Wilhelm Mundt at Skulpturenpark Waldfrieden, Wuppertal, Germany
Wilhelm Mundt - Unklumpen
Wilhelm Mundt's "Trashstones" — the product of a labor intensive work process that transforms garbage, studio debris and sometimes found objects into stones — have had a place in the Skulpturenpark for years. Now, in a solo exhibition of current work, Mundt presents new aspects of his artistic development.
Mundt began with large-scale, mostly site-specific installations that placed industrial production processes and function-based forms in an autonomous artistic context.

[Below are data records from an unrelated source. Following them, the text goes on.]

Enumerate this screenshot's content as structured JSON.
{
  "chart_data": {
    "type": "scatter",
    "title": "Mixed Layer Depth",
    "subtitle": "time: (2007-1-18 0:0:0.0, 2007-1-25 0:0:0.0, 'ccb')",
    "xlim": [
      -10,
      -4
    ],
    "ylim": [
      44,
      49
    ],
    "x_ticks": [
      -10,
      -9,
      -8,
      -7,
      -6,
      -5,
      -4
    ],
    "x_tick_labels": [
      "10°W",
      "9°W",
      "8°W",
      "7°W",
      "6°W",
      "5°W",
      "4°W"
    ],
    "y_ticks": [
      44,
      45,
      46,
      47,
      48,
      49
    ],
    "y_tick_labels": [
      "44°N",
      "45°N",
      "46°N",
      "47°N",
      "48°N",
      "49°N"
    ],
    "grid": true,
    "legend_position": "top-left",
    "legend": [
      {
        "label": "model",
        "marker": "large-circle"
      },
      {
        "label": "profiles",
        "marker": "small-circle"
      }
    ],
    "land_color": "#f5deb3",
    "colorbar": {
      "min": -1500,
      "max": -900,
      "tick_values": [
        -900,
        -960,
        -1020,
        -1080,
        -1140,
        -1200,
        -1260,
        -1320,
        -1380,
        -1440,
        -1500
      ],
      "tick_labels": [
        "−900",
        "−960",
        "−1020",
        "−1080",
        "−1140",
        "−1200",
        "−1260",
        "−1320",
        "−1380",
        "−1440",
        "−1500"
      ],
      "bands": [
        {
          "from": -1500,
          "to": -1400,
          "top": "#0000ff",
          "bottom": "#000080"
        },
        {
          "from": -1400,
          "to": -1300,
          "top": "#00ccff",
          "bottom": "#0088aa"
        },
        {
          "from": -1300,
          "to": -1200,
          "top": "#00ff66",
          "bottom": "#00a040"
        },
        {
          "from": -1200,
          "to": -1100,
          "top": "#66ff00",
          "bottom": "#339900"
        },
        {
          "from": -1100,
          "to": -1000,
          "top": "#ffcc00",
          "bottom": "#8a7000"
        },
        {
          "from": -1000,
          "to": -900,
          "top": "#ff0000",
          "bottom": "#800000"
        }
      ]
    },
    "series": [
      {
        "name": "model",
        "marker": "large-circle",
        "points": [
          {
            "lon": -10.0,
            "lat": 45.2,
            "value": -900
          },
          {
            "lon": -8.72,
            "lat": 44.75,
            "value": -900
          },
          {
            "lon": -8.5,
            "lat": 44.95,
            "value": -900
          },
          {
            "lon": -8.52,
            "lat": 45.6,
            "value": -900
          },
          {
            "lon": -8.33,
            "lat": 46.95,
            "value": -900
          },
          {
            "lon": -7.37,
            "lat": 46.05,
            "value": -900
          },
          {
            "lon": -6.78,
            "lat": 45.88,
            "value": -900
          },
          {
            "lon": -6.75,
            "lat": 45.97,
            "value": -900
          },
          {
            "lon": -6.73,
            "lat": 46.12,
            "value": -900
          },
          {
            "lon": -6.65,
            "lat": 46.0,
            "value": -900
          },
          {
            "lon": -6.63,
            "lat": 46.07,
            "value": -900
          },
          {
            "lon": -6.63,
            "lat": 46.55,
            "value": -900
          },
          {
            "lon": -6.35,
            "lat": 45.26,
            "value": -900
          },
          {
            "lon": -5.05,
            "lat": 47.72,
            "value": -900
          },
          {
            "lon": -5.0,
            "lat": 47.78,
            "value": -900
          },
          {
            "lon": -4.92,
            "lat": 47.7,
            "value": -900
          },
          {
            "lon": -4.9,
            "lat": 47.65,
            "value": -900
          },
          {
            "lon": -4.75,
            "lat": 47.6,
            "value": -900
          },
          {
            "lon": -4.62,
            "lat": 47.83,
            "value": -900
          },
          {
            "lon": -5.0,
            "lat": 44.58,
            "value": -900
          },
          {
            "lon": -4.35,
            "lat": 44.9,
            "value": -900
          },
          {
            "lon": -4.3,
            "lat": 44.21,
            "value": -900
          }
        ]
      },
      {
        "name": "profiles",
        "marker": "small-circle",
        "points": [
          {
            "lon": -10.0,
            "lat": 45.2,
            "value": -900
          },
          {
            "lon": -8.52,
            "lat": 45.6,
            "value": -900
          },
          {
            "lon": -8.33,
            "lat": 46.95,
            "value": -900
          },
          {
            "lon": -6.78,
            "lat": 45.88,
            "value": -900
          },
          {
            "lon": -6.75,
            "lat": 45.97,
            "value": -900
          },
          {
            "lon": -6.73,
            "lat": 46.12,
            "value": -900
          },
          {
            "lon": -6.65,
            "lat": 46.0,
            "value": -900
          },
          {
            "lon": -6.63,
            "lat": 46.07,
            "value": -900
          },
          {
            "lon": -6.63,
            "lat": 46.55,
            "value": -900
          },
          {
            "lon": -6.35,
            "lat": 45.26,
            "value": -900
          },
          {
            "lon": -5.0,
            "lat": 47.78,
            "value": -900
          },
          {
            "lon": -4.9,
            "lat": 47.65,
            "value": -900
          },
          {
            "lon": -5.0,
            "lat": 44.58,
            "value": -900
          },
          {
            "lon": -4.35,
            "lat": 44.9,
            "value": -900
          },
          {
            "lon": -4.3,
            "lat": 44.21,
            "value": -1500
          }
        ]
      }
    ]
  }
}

Mundt has and continues to present artistic creation as a "working performance." The performative dimension of his work is documented, among other things, in musical performances as well as films he records parallel to his sculptural works.

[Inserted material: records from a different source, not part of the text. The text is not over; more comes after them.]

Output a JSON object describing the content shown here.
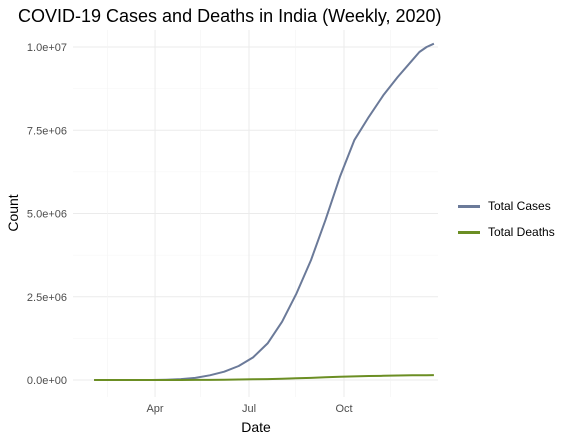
{
  "chart_data": {
    "type": "line",
    "title": "COVID-19 Cases and Deaths in India (Weekly, 2020)",
    "xlabel": "Date",
    "ylabel": "Count",
    "x_ticks": [
      "Apr",
      "Jul",
      "Oct"
    ],
    "y_ticks": [
      "0.0e+00",
      "2.5e+06",
      "5.0e+06",
      "7.5e+06",
      "1.0e+07"
    ],
    "ylim": [
      0,
      10000000
    ],
    "xlim": [
      "2020-01-30",
      "2020-12-31"
    ],
    "grid": true,
    "legend_position": "right",
    "x": [
      "2020-02-02",
      "2020-02-16",
      "2020-03-01",
      "2020-03-15",
      "2020-03-29",
      "2020-04-12",
      "2020-04-26",
      "2020-05-10",
      "2020-05-24",
      "2020-06-07",
      "2020-06-21",
      "2020-07-05",
      "2020-07-19",
      "2020-08-02",
      "2020-08-16",
      "2020-08-30",
      "2020-09-13",
      "2020-09-27",
      "2020-10-11",
      "2020-10-25",
      "2020-11-08",
      "2020-11-22",
      "2020-12-06",
      "2020-12-13",
      "2020-12-20",
      "2020-12-27"
    ],
    "series": [
      {
        "name": "Total Cases",
        "color": "#6b7a99",
        "values": [
          3,
          3,
          3,
          110,
          1100,
          9000,
          26000,
          63000,
          140000,
          250000,
          420000,
          680000,
          1100000,
          1750000,
          2600000,
          3600000,
          4800000,
          6100000,
          7200000,
          7900000,
          8550000,
          9100000,
          9600000,
          9850000,
          10000000,
          10100000
        ]
      },
      {
        "name": "Total Deaths",
        "color": "#6b8e23",
        "values": [
          0,
          0,
          0,
          2,
          30,
          300,
          800,
          2100,
          4200,
          7200,
          13700,
          19700,
          28000,
          38000,
          50000,
          64000,
          80000,
          95000,
          109000,
          119000,
          127000,
          134000,
          140000,
          143000,
          145000,
          148000
        ]
      }
    ]
  }
}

In this regard, Mundt can be seen as an important representative of a generation of artists who practice multi-medial or multivalent cultural crossover: The interlacing of art and life, of the quotidian and aesthetic practice. A comprehensive artistic approach combing aesthetics and ethics, irony and earnestness — a point certainly relating it to Joseph Beuys or Roman Signer — characterizes Mundt's work to this day. And that is what makes them more than neo-Dadaist gimmicks or purist self-referential formal experiments. They are, in the best sense, transformations of the (banal) experience or the (trivially) lived, into meaningful, sensually comprehensible beauty.
The "Trashstones" series in particular, which Mundt began with stone 001 in 1989, shows the artist as a personality that reflects upon the sculptural traditions and conventions of modernity (as well as breaks therein) while at the same time employing intellectual and technical probity to renew their content — making Mundt one of the most innovative sculptors of the day.